Shouts of "We want democracy!" amplified by bullhorns echoed around the district famously dominated by towering skyscrapers.
"This march is to show the rich, the people working in Central, the people with real power in Hong Kong, that they can't ignore this grassroots movement," said Nathaniel Siu, 18, an applied social science student at Hong Kong Polytechnic University.
Siu said his mother, who works in one of the office buildings along the protest route, does not approve of his activism and dinner conversations have become increasingly awkward at home.
"Walking to Central shows more people we really care about democracy, that we're serious. We're not just sitting in a park anymore," said Tiffany Fong as she pointed a handheld fan at her face in the humid weather.
The students ended their march without incident, gathering back in Tamar Park where regular lectures are being held.

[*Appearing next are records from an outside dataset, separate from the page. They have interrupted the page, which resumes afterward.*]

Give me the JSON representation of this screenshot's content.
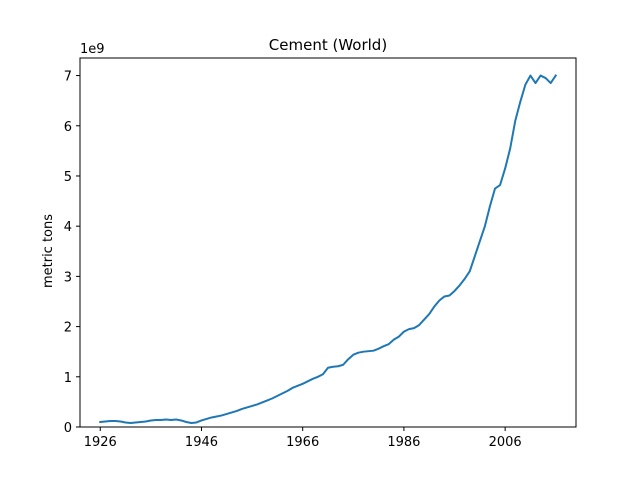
{
  "chart_data": {
    "type": "line",
    "title": "Cement (World)",
    "xlabel": "",
    "ylabel": "metric tons",
    "y_offset_text": "1e9",
    "xlim": [
      1922,
      2020
    ],
    "ylim": [
      0,
      7.35
    ],
    "x_ticks": [
      1926,
      1946,
      1966,
      1986,
      2006
    ],
    "y_ticks": [
      0,
      1,
      2,
      3,
      4,
      5,
      6,
      7
    ],
    "grid": false,
    "line_color": "#1f77b4",
    "series": [
      {
        "x": [
          1926,
          1927,
          1928,
          1929,
          1930,
          1931,
          1932,
          1933,
          1934,
          1935,
          1936,
          1937,
          1938,
          1939,
          1940,
          1941,
          1942,
          1943,
          1944,
          1945,
          1946,
          1947,
          1948,
          1949,
          1950,
          1951,
          1952,
          1953,
          1954,
          1955,
          1956,
          1957,
          1958,
          1959,
          1960,
          1961,
          1962,
          1963,
          1964,
          1965,
          1966,
          1967,
          1968,
          1969,
          1970,
          1971,
          1972,
          1973,
          1974,
          1975,
          1976,
          1977,
          1978,
          1979,
          1980,
          1981,
          1982,
          1983,
          1984,
          1985,
          1986,
          1987,
          1988,
          1989,
          1990,
          1991,
          1992,
          1993,
          1994,
          1995,
          1996,
          1997,
          1998,
          1999,
          2000,
          2001,
          2002,
          2003,
          2004,
          2005,
          2006,
          2007,
          2008,
          2009,
          2010,
          2011,
          2012,
          2013,
          2014,
          2015,
          2016,
          2017,
          2018
        ],
        "y": [
          0.1,
          0.11,
          0.12,
          0.12,
          0.11,
          0.09,
          0.08,
          0.09,
          0.1,
          0.11,
          0.13,
          0.14,
          0.14,
          0.15,
          0.14,
          0.15,
          0.13,
          0.1,
          0.08,
          0.09,
          0.13,
          0.16,
          0.19,
          0.21,
          0.23,
          0.26,
          0.29,
          0.32,
          0.36,
          0.39,
          0.42,
          0.45,
          0.49,
          0.53,
          0.57,
          0.62,
          0.67,
          0.72,
          0.78,
          0.82,
          0.86,
          0.91,
          0.96,
          1.0,
          1.05,
          1.18,
          1.2,
          1.21,
          1.24,
          1.35,
          1.44,
          1.48,
          1.5,
          1.51,
          1.52,
          1.56,
          1.61,
          1.65,
          1.74,
          1.8,
          1.9,
          1.95,
          1.97,
          2.03,
          2.14,
          2.25,
          2.4,
          2.52,
          2.6,
          2.62,
          2.71,
          2.82,
          2.95,
          3.1,
          3.4,
          3.7,
          4.0,
          4.4,
          4.75,
          4.82,
          5.15,
          5.55,
          6.1,
          6.48,
          6.82,
          7.0,
          6.85,
          7.0,
          6.95,
          6.85,
          7.0,
          null,
          null
        ]
      }
    ]
  }
}
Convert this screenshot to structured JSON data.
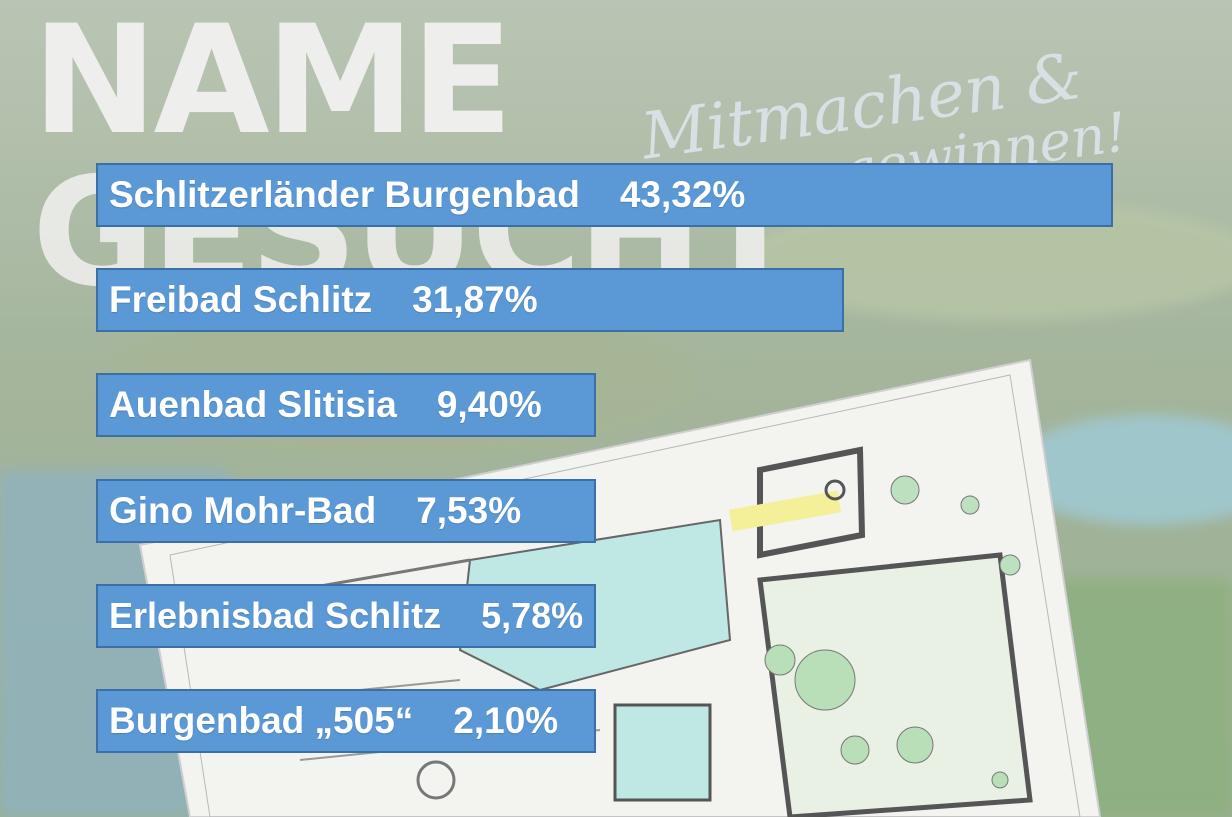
{
  "headline": {
    "line1": "NAME",
    "line2": "GESUCHT"
  },
  "script_text": {
    "line1": "Mitmachen &",
    "line2": "gewinnen!"
  },
  "chart_data": {
    "type": "bar",
    "orientation": "horizontal",
    "categories": [
      "Schlitzerländer Burgenbad",
      "Freibad Schlitz",
      "Auenbad Slitisia",
      "Gino Mohr-Bad",
      "Erlebnisbad Schlitz",
      "Burgenbad „505“"
    ],
    "values": [
      43.32,
      31.87,
      9.4,
      7.53,
      5.78,
      2.1
    ],
    "value_labels": [
      "43,32%",
      "31,87%",
      "9,40%",
      "7,53%",
      "5,78%",
      "2,10%"
    ],
    "unit": "%",
    "bar_color": "#5a98d6",
    "border_color": "#3c6fa6",
    "text_color": "#ffffff",
    "title": "",
    "xlabel": "",
    "ylabel": ""
  }
}
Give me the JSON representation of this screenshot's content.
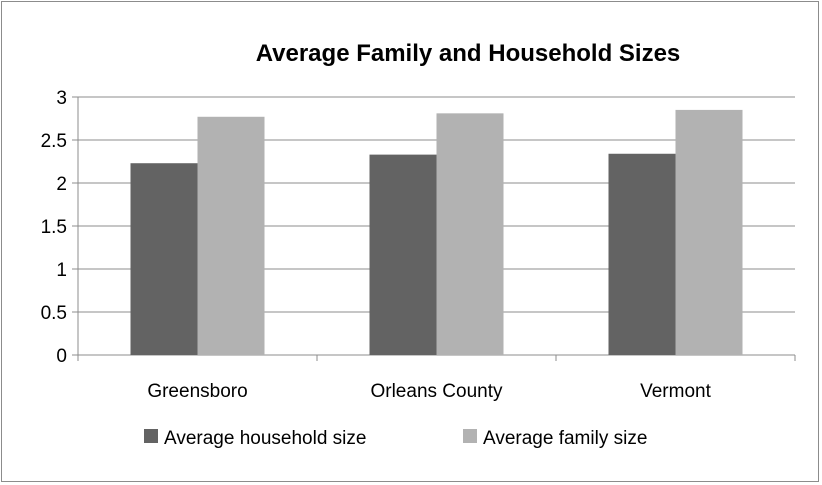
{
  "chart_data": {
    "type": "bar",
    "title": "Average Family and Household Sizes",
    "categories": [
      "Greensboro",
      "Orleans County",
      "Vermont"
    ],
    "series": [
      {
        "name": "Average household size",
        "values": [
          2.23,
          2.33,
          2.34
        ],
        "color": "#636363"
      },
      {
        "name": "Average family size",
        "values": [
          2.77,
          2.81,
          2.85
        ],
        "color": "#b2b2b2"
      }
    ],
    "ylim": [
      0,
      3
    ],
    "yticks": [
      "0",
      "0.5",
      "1",
      "1.5",
      "2",
      "2.5",
      "3"
    ],
    "grid": true,
    "legend_position": "bottom"
  }
}
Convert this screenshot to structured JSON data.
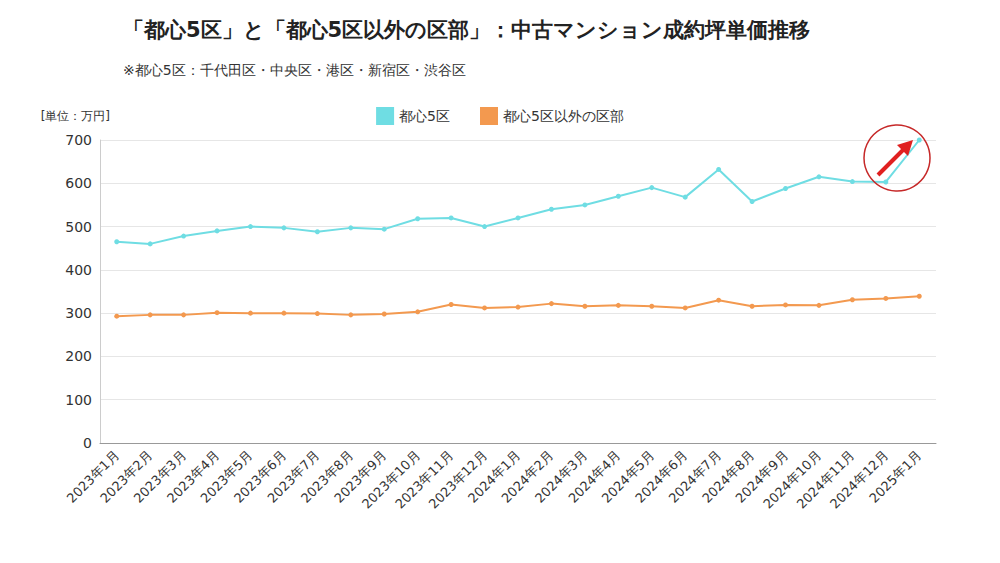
{
  "chart_data": {
    "type": "line",
    "title": "「都心5区」と「都心5区以外の区部」：中古マンション成約坪単価推移",
    "subtitle": "※都心5区：千代田区・中央区・港区・新宿区・渋谷区",
    "y_label": "[単位：万円]",
    "categories": [
      "2023年1月",
      "2023年2月",
      "2023年3月",
      "2023年4月",
      "2023年5月",
      "2023年6月",
      "2023年7月",
      "2023年8月",
      "2023年9月",
      "2023年10月",
      "2023年11月",
      "2023年12月",
      "2024年1月",
      "2024年2月",
      "2024年3月",
      "2024年4月",
      "2024年5月",
      "2024年6月",
      "2024年7月",
      "2024年8月",
      "2024年9月",
      "2024年10月",
      "2024年11月",
      "2024年12月",
      "2025年1月"
    ],
    "series": [
      {
        "name": "都心5区",
        "color": "#6fdde3",
        "marker": "circle",
        "values": [
          465,
          460,
          478,
          490,
          500,
          497,
          488,
          497,
          494,
          518,
          520,
          500,
          520,
          540,
          550,
          570,
          590,
          568,
          632,
          558,
          588,
          615,
          604,
          603,
          700
        ]
      },
      {
        "name": "都心5区以外の区部",
        "color": "#f3994f",
        "marker": "circle",
        "values": [
          293,
          296,
          296,
          301,
          300,
          300,
          299,
          296,
          298,
          303,
          320,
          312,
          314,
          322,
          316,
          318,
          316,
          312,
          330,
          316,
          319,
          318,
          331,
          334,
          339
        ]
      }
    ],
    "ylim": [
      0,
      700
    ],
    "yticks": [
      0,
      100,
      200,
      300,
      400,
      500,
      600,
      700
    ],
    "grid": true,
    "legend": "top"
  }
}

Occupy Central, a prominent grassroots pro-democracy group, has vowed to take over Central if its demand that Hong Kongers be allowed to nominate candidates for leader is not met.
Last month China said Hong Kongers would be allowed to vote for their leader for the first time in the 2017 election, but that only two or three candidates approved by a pro-Beijing committee could stand.
The students are not expected to engage in direct action imminently. Federation of Students leader Alex Chow has given Leung until tomorrow morning to meet their delegates. If he refuses, Chow said, students will intensify their actions.